The next 5,000 days -- it’s not just going to be the web, but only better;
it’s going to be something different. And I think it’s going to be smarter.
It’ll have an intelligence in there, that’s not, again, conscious. But
it’ll anticipate what we’re doing, in a good sense. Secondly, it’s
become much more personalized. It will know us, and that’s good. Again, the
price of that will be transparency. And thirdly, it’s going to become more
ubiquitous in terms of filling your entire environment, and we will be in the middle
of it. And all these devices will be portals into that.
So the single idea that I wanted to leave with you is that we have to begin to think
about this as not just "the web, only better," but a new kind of stage
in this development. It looks more global -- if you take this whole thing, it is
a very big machine, very reliable machine, more reliable than its parts. But we
can also think about it as kind of a large organism. So we might respond to it more
as if this was a whole system, more as if this wasn’t a large organism that
we are going to be interacting with. It’s a "One." And I don’t
know what else to call it, than the "One." We’ll have a better word
for it. But there’s a unity of some sort that’s starting to emerge.
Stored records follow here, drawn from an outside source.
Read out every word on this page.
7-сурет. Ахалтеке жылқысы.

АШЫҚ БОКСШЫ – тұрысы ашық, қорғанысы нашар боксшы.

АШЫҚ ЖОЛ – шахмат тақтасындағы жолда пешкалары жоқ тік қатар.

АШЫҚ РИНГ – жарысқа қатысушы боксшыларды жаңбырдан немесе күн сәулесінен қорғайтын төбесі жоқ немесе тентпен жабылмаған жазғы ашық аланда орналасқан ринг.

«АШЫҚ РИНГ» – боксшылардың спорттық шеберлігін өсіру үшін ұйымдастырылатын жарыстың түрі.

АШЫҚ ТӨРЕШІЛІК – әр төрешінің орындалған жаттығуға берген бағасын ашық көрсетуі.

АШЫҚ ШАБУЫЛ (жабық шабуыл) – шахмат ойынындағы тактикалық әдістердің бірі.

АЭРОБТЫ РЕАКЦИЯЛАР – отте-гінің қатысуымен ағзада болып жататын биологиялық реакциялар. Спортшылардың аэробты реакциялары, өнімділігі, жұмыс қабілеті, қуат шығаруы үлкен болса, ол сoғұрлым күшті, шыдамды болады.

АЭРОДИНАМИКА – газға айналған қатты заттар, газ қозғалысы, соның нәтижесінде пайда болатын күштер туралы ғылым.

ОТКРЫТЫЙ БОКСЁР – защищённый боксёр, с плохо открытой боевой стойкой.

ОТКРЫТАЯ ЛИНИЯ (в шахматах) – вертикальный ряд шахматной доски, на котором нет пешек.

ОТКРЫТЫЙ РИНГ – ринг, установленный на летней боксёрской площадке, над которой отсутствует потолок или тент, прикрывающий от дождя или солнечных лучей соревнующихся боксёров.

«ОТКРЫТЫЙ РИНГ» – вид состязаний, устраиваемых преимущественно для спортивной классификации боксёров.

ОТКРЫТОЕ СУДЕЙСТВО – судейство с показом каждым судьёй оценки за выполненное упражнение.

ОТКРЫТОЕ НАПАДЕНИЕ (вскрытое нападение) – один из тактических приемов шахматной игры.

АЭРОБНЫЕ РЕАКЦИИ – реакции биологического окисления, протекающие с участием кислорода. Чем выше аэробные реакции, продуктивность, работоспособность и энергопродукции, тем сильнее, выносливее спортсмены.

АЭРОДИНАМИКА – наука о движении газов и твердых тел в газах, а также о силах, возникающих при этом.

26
And again, I don’t want to talk about consciousness, I want to talk about
it just as if it was a little bacteria, or a volvox, which is what that organism
is.
So, to-do, action, take-away. So, here’s what I would say, there’s only
one machine, and the web is its OS. All screens look into the One. No bits will
live outside the web. To share is to gain. Let the One read it. It’s going
to be machine readable; you want to make something that the machine can read. And
the One is us -- we are in the One. I appreciate your time.